Vous pouvez assister à une cérémonie du thé dans la belle maison de thé Seifukan, avec son toit de chaume et sa fenêtre en forme de lyre. Ne pensez-vous pas qu’il y a encore de l’espoir dans notre monde si les gens prennent le temps de savourer une tasse de thé et de contempler les feuillages d’automne ?
Dissimulé au sud de la ville se trouve le deuxième plus beau jardin de Hiroshima : le parc Hanbe. Il s’agit d’un complexe comprenant un restaurant, des sources d’eau chaude et des auberges traditionnelles. Hanbe est très prisé pour les mariages, principalement parce que son magnifique jardin est parfait pour réaliser de belles photos. En vous y rendant, vous aurez de fortes chances de croiser de futurs mariés en somptueux kimonos suivis par une troupe d’appareils photo. Le restaurant donne sur un jardin japonais traditionnel avec des cascades, des étangs remplis de carpes, des îles, des ponts et des pins. Il s’étend jusqu’à une colline escarpée couverte de plus d’un millier d’érables. N’hésitez pas à faire une petite randonnée sur la colline où vous serez pratiquement seul. Vous pourrez peut-être alors apercevoir un tanuki (blaireau japonais) qui grogne au milieu des azalées.

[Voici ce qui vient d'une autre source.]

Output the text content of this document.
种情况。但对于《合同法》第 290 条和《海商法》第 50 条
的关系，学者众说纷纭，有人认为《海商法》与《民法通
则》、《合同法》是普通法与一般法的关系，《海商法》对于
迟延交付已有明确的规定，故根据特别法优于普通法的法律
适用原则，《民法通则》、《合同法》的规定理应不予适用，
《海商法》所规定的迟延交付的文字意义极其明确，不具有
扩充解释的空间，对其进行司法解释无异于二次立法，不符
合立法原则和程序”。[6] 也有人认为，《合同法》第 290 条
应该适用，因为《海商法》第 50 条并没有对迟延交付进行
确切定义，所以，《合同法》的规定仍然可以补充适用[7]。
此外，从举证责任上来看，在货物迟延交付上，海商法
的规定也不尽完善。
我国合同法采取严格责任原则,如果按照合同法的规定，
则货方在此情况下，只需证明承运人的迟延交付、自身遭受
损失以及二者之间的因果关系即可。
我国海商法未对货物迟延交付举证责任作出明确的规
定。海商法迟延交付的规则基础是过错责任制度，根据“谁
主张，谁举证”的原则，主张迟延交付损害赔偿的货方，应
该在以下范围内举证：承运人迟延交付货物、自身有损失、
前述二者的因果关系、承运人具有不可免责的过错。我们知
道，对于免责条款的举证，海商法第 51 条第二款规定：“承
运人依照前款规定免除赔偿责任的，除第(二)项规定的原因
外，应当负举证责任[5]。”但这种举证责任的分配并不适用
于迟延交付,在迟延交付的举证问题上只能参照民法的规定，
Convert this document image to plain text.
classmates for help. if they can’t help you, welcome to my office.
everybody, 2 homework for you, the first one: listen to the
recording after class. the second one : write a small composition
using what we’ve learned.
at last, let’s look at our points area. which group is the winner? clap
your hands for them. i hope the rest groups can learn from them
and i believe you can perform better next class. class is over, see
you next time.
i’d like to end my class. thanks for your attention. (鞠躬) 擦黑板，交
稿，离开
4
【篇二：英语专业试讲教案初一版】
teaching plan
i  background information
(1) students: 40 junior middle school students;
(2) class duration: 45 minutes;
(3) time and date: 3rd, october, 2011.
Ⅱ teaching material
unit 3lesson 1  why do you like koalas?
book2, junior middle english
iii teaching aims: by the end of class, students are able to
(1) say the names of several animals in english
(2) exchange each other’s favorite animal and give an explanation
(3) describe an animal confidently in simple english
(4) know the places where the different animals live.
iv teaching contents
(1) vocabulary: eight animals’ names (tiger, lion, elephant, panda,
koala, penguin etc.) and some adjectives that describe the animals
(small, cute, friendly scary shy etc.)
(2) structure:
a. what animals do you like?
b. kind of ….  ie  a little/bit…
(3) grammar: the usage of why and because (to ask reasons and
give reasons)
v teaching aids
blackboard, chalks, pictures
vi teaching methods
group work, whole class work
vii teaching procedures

Si vous cherchez quelque chose de plus spirituel, Hiroshima vous le propose aussi. A juste un arrêt du quartier commercial très animé de Hondori, vous trouverez le temple Fudôin. C’est le seul temple à avoir survécu au bombardement atomique. La juxtaposition de l’élégant temple, de la pagode orange et des érables autour du petit étang, sans oublier l’air doux rempli d’encens, fait de cet endroit un cadre délicieusement serein. Pour connaître dans une ambiance presque mystique, ne quittez pas Hiroshima sans avoir visité Mitaki.
A deux arrêts de la gare de Hiroshima sur la ligne Kabe, c’est comme si vous pénétriez dans un autre monde. Le temple, bâti en 809, se tient près du sommet du mont Mitaki. Le chemin qui y mène est bordé de centaines de statues. A l’automne, les 500 érables forment une lueur rouge au-dessus de la forêt, en filtrant le soleil comme des vitraux. Un spectacle éblouissant.